Developments underway to make Western winter wheat Canada’s new premium quality product
Winter wheat has major environmental benefits. It helps reduce wind and water based soil erosion, out competes many weeds, and generally conserves energy because of the fewer field operations.
Despite these and other benefits, spring wheat, and in particular the Canada Western Red Spring (CWRS) class, is Western Canada’s most popular type. World renowned for its excellent milling and baking quality, CWRS often garners a premium price in world markets.
Winter wheat is planted in the fall and resumes growth in the spring. As a result, winter wheat is able to take advantage of fall rain and winter snow unlike spring wheat, which is (as the name suggests) planted in the spring.
The Canada Western Red Winter (CWRW) wheat class has some inherent advantages that Dr. Robert Graf, Agriculture and Agri-Food Canada (AAFC) research scientist, is particularly interested in building upon. In Western Canada, winter wheat produces about 25 per cent more grain than its spring wheat counterparts. It has exceptional milling characteristics that produce a high percentage of bright white, low ash flour (both desirable qualities in the marketplace), however its baking qualities are not quite as good as those of CWRS, resulting in a lower market price.
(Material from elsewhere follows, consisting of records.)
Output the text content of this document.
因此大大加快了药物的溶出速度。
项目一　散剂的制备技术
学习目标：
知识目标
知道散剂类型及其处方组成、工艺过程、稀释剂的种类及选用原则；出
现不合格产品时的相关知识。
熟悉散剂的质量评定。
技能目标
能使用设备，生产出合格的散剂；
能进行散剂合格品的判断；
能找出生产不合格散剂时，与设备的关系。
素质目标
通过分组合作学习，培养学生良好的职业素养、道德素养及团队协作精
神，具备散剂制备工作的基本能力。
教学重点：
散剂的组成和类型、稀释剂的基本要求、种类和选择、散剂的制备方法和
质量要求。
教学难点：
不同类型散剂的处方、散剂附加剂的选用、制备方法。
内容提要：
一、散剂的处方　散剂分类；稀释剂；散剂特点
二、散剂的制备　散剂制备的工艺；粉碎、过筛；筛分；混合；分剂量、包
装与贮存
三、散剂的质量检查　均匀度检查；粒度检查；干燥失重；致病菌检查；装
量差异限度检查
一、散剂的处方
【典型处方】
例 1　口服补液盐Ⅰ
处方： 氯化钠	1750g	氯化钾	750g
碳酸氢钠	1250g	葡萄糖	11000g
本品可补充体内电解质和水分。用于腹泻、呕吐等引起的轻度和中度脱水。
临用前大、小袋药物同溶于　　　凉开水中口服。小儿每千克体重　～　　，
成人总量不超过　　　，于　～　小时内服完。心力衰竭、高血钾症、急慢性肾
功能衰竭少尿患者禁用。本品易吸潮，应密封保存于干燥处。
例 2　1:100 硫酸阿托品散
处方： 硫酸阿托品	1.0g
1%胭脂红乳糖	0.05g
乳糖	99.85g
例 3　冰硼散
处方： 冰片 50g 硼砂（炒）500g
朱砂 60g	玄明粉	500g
Graf explains that this project is all about improving returns to the producer by reducing the price difference between the two types of wheat. To close this gap, his goal is to develop winter wheat varieties that incorporate more of the characteristics that bakers and millers look for in premium quality spring wheat. The result will ideally fetch a higher price in the market.
“If farmers could capture 25 per cent more yield in a product that gives them a similar return as our Canada Western Red Spring wheat class, they’d be more compelled to grow winter wheat because ultimately it would mean a huge boost in average revenue,” Graf says.
To accomplish this, Graf and his team have been working to increase the grain’s protein concentration, gluten strength and flour water absorption. Graf says that one of the major challenges was to find suitable winter wheat parents. Despite looking at germplasm from around the world, “there were no winter wheat lines that combined all of the improvements that we needed,” he says.
Graf says that it takes a lot of patience, a good eye, and a bit of luck. He has studied thousands of experimental wheat lines to find the qualities preferred by everyone from producers to end-processors. Methodically he crossbred these lines to gradually incorporate the desirable traits and develop a select number of parent lines. His team now has its first prototype into registration trials and, while it may not yet be CWRS quality, it demonstrates major progress and is a platform for future advancements.
Graf predicts that we could have winter wheat varieties for Western Canada with “CWRS-like” quality within the next decade.
“In winter wheat breeding, from the time you make a cross to the time it’s in farmers hands, is usually 12-15 years. In the case of this project, we didn’t really have the parents to start the breeding process to take us there. We’re just now at the cusp of starting to deliver some of those advancements.”
Once developed, this improved winter wheat will provide a new option for farmers in Western Canada to increase farm revenue while maintaining Canada’s reputation for wheat quality.
- A research team in Alberta is working to combine spring wheat’s superior baking and milling characteristics with winter wheat’s higher yield and environmental benefits.
- When successful, the adoption of this new type of premium quality winter wheat will increase farmer revenue while maintaining premium product quality.